The chatbot, which provides information on tobacco harm reduction, smoking dangers, and advice for those who want to switch to safer alternatives, has been deployed on THR Malawi's website and will be available to users for the next 12 months
Chitsanzo Mafuta, a mental health expert, responded to this development by saying that innovative methods of disseminating science-based information would help in reaching out to people who are unaware of new and safer health technologies.
“Health information technology offers many opportunities to improve and transform public health, such as increasing the reach of evidence and people's ability to use and apply evidence,” he said.

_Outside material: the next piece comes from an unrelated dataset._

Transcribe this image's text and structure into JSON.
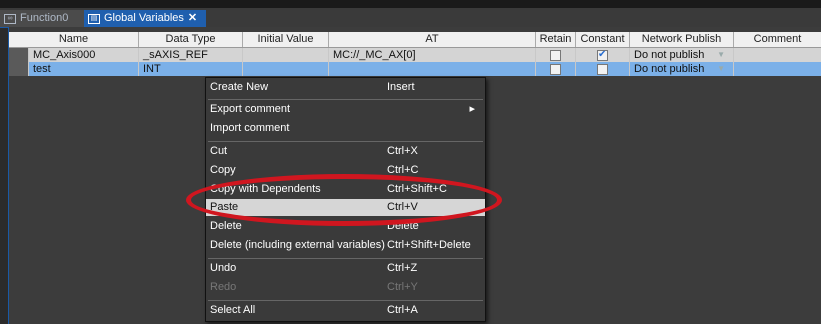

THR is the provision of less harmful nicotine-containing products to tobacco users who are unwilling or unable to quit using nicotine products. Tobacco harm-reduction products include snus and electronic cigarettes.
According to Philip Morris International (PMI), one of the world's leading international tobacco companies, while quitting nicotine and tobacco is the best option for any smoker, better alternatives exist for adult smokers who would otherwise continue smoking cigarettes through THR.
The World Health Organization says tobacco use is the leading cause of preventable deaths worldwide. The UN agency says smoking kills nearly seven million more people each year than AIDS, tuberculosis, and malaria combined.
“Almost a million people in Malawi are active tobacco users. An estimated 5, 800 Malawians die from smoking-related diseases every year,” the WHO says.
However, most Malawians are unaware of new technologies that deliver nicotine in a less harmful form.
A lack of knowledge about technologies is a barrier to the adoption of safer products.